[<prev] [next>] [<thread-prev] [thread-next>] [day] [month] [year] [list]
Message-ID: <20111003133710.GA28118@redhat.com>
Date: Mon, 3 Oct 2011 15:37:10 +0200
From: Oleg Nesterov <oleg@...hat.com>
To: Srikar Dronamraju <srikar@...ux.vnet.ibm.com>
Cc: Peter Zijlstra <peterz@...radead.org>, Ingo Molnar <mingo@...e.hu>,
Steven Rostedt <rostedt@...dmis.org>,
Linux-mm <linux-mm@...ck.org>,
Arnaldo Carvalho de Melo <acme@...radead.org>,
Linus Torvalds <torvalds@...ux-foundation.org>,
Ananth N Mavinakayanahalli <ananth@...ibm.com>,
Hugh Dickins <hughd@...gle.com>,
Christoph Hellwig <hch@...radead.org>,
Jonathan Corbet <corbet@....net>,
Thomas Gleixner <tglx@...utronix.de>,
Masami Hiramatsu <masami.hiramatsu.pt@...achi.com>,
Andrew Morton <akpm@...ux-foundation.org>,
Jim Keniston <jkenisto@...ux.vnet.ibm.com>,
Roland McGrath <roland@...k.frob.com>,
Andi Kleen <andi@...stfloor.org>,
LKML <linux-kernel@...r.kernel.org>
Subject: Re: [PATCH v5 3.1.0-rc4-tip 4/26] uprobes: Define hooks for
mmap/munmap.
On 09/20, Srikar Dronamraju wrote:
>
> @@ -739,6 +740,10 @@ struct mm_struct *dup_mm(struct task_struct *tsk)
> #ifdef CONFIG_TRANSPARENT_HUGEPAGE
> mm->pmd_huge_pte = NULL;
> #endif
> +#ifdef CONFIG_UPROBES
> + atomic_set(&mm->mm_uprobes_count,
> + atomic_read(&oldmm->mm_uprobes_count));
Hmm. Why this can't race with install_breakpoint/remove_breakpoint
between _read and _set ?
What about VM_DONTCOPY vma's with breakpoints ?
> -static int match_uprobe(struct uprobe *l, struct uprobe *r)
> +static int match_uprobe(struct uprobe *l, struct uprobe *r, int *match_inode)
> {
> + /*
> + * if match_inode is non NULL then indicate if the
> + * inode atleast match.
> + */
> + if (match_inode)
> + *match_inode = 0;
> +
> if (l->inode < r->inode)
> return -1;
> if (l->inode > r->inode)
> return 1;
> else {
> + if (match_inode)
> + *match_inode = 1;
> +
It is very possible I missed something, but imho this looks confusing.

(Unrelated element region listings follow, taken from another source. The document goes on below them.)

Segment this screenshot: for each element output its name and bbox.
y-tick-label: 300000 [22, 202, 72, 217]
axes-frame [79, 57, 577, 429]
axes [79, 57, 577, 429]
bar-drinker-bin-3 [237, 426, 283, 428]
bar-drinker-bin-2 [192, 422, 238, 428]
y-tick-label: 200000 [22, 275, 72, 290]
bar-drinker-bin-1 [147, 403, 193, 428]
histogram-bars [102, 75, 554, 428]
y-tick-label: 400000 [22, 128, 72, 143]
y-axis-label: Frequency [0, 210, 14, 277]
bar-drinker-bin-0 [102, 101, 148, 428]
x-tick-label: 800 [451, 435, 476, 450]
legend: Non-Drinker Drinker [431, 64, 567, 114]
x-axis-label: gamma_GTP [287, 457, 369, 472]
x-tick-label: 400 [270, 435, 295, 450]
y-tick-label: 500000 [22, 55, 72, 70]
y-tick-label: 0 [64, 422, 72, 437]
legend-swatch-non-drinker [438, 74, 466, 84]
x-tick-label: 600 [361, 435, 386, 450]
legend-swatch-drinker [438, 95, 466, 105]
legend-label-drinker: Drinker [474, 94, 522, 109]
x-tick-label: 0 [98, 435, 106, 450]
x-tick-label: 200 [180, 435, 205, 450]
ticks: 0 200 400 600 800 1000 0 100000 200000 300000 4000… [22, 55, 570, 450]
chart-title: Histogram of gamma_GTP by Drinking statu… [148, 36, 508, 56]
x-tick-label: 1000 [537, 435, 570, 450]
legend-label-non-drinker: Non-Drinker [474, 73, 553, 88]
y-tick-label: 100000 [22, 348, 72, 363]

This close_match logic is only needed for build_probe_list() and
dec_mm_uprobes_count(), and both do not actually need the returned
uprobe.
Instead of complicating match_uprobe() and __find_uprobe(), perhaps
it makes sense to add "struct rb_node *__find_close_rb_node(inode)" ?
> +static int install_breakpoint(struct mm_struct *mm, struct uprobe *uprobe)
> {
> /* Placeholder: Yet to be implemented */
> + if (!uprobe->consumers)
> + return 0;
How it is possible to see ->consumers == NULL?
OK, afaics it _is_ possible, but only because unregister does del_consumer()
without ->i_mutex, but this is bug afaics (see the previous email).
Another user is mmap_uprobe() and it checks ->consumers != NULL itself (but
see below).
> +int mmap_uprobe(struct vm_area_struct *vma)
> +{
> + struct list_head tmp_list;
> + struct uprobe *uprobe, *u;
> + struct inode *inode;
> + int ret = 0;
> +
> + if (!valid_vma(vma))
> + return ret; /* Bail-out */
> +
> + inode = igrab(vma->vm_file->f_mapping->host);
> + if (!inode)
> + return ret;
> +
> + INIT_LIST_HEAD(&tmp_list);
> + mutex_lock(&uprobes_mmap_mutex);
> + build_probe_list(inode, &tmp_list);
> + list_for_each_entry_safe(uprobe, u, &tmp_list, pending_list) {
> + loff_t vaddr;
> +
> + list_del(&uprobe->pending_list);
> + if (!ret && uprobe->consumers) {
> + vaddr = vma->vm_start + uprobe->offset;
> + vaddr -= vma->vm_pgoff << PAGE_SHIFT;
> + if (vaddr < vma->vm_start || vaddr >= vma->vm_end)
> + continue;
> + ret = install_breakpoint(vma->vm_mm, uprobe);
So. We are adding the new mapping, we should find all breakpoints this
file has in the start/end range.
We are holding ->mmap_sem... this seems enough to protect against the
races with register/unregister. Except, what if __register_uprobe()
fails? In this case __unregister_uprobe() does delete_uprobe() at the
very end. What if mmap mmap_uprobe() is called right before delete_?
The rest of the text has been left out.